Para politikasındaki sıkı duruşumuzu fiyat istikrarı sağlanana kadar kararlılıkla sürdüreceğiz.
Bu süreçte iki ana koşul gözeteceğiz:
Birincisi, aylık enflasyonun ana eğiliminin, belirgin ve kalıcı bir düşüş göstermesidir. Bu kapsamda, ana eğilim, iç talep, ithalat ve finansal koşullara ilişkin göstergeleri yakından izliyoruz.
İkincisi ise, enflasyon beklentilerinin öngörülen tahmin aralığına yakınsamasıdır. Bu çerçevede, geniş kapsamlı enflasyon beklentisi göstergelerini takip ediyoruz.
Mart ayında attığımız adımların etkisiyle finansal koşullar önemli ölçüde sıkılaşmıştır. Bu durumun etkisini krediler üzerinde görmekteyiz.
Önümüzdeki dönemde bunun talebi zayıflatacağını, fiyatlama davranışlarına olumlu yansıyacağını ve dezenflasyon sürecini güçlendireceğini öngörüyoruz. Bu süreçte, maliye politikalarının katkısı ve yönetilen-yönlendirilen fiyatların eşgüdüm halinde belirlenecek olması, dezenflasyon sürecini destekleyecektir.

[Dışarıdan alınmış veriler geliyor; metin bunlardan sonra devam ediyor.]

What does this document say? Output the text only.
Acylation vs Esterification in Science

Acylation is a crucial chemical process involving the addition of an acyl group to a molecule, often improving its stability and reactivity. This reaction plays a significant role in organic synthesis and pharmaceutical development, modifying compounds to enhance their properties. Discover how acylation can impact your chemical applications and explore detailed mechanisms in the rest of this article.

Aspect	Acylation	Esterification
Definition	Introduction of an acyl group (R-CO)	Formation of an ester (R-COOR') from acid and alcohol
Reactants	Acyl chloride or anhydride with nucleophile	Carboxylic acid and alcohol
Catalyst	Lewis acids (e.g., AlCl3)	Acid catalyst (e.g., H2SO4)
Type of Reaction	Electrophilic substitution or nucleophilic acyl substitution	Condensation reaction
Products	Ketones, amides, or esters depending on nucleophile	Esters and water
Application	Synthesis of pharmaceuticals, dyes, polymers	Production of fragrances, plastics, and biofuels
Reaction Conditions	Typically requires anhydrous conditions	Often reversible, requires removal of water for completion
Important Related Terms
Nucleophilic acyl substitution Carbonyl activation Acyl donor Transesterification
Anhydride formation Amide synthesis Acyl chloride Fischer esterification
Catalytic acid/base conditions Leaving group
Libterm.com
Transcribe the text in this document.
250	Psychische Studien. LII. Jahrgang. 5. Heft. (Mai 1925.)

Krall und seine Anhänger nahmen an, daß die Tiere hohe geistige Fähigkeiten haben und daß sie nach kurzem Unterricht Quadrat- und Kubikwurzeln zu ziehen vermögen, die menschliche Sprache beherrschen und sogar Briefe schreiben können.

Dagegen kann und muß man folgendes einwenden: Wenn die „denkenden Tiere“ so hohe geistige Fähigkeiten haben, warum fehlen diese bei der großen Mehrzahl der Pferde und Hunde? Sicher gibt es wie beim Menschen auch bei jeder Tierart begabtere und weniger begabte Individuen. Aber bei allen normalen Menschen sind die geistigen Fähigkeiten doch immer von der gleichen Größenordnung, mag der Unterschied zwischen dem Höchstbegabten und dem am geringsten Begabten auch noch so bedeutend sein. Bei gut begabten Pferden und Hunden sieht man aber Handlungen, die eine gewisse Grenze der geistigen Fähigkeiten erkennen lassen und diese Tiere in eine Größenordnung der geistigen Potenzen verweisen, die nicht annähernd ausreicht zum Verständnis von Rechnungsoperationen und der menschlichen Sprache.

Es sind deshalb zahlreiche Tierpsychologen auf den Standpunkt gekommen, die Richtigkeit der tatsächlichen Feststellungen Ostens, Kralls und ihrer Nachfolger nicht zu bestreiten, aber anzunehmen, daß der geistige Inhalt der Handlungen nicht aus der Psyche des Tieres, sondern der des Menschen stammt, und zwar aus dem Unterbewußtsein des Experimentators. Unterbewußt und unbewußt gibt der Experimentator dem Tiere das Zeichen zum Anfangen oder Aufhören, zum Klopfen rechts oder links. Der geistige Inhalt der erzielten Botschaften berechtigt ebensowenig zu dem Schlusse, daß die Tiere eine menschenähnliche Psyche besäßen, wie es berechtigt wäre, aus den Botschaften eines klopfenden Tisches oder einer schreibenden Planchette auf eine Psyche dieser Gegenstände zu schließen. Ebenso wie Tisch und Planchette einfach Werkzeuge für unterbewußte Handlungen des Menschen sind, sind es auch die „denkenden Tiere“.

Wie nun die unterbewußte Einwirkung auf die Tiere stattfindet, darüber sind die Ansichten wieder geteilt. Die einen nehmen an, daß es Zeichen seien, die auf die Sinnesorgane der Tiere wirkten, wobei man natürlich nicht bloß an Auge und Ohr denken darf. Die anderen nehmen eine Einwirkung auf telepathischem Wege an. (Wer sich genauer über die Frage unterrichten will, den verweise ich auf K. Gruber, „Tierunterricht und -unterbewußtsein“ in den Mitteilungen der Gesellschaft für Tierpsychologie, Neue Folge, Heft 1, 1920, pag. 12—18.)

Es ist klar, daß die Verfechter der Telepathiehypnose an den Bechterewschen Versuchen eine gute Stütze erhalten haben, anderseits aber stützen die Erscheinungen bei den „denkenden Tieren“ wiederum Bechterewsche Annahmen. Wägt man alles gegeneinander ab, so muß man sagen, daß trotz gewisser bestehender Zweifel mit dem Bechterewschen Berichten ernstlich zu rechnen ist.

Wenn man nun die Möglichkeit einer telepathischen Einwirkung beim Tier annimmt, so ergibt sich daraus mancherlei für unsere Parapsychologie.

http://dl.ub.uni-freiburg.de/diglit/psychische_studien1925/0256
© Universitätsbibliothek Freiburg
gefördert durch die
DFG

Aylık enflasyonun ana eğiliminde, belirgin ve kalıcı bir düşüş sağlanana ve enflasyon beklentileri, öngörülen tahmin aralığına yakınsayana kadar sıkı para politikası duruşumuzu sürdüreceğiz.
Enflasyonda belirgin ve kalıcı bir bozulma öngörülmesi durumunda ise, para politikası duruşumuzu sıkılaştıracağız.
Saygıdeğer Katılımcılar,
Konuşmama son vermeden önce altını çizmek isterim ki; fiyat istikrarı; sürdürülebilir büyüme ve toplumsal refah artışı için ön koşuldur.
Merkez bankaları, bu unsurlara en büyük katkıyı fiyat istikrarını sağlayarak yaparlar. Bu bilinçle, TCMB olarak önemli adımlar attık. Kalıcı fiyat istikrarını sağlayana kadar, sıkı para politikası duruşumuzu kararlılıkla sürdüreceğiz.
Haziran’dan itibaren yaşayacağımız dezenflasyon sürecinde, enflasyonu, belirlediğimiz ara hedeflerle uyumlu olacak şekilde düşürmek için ne gerekiyorsa yapmaya devam edeceğiz.
Konuşmama son verirken, başta Para Politikası Kurulu üyelerimiz ve Araştırma ve Para Politikası Genel Müdürlüğü çalışanlarımız olmak üzere, Rapor süreci ve basın toplantısıyla ilgili hazırlıklarda görev alan tüm çalışma arkadaşlarıma huzurlarınızda teşekkür ediyorum.
Şimdi Başkan yardımcılarımızla birlikte toplantımızın soru-cevap bölümüne geçebiliriz."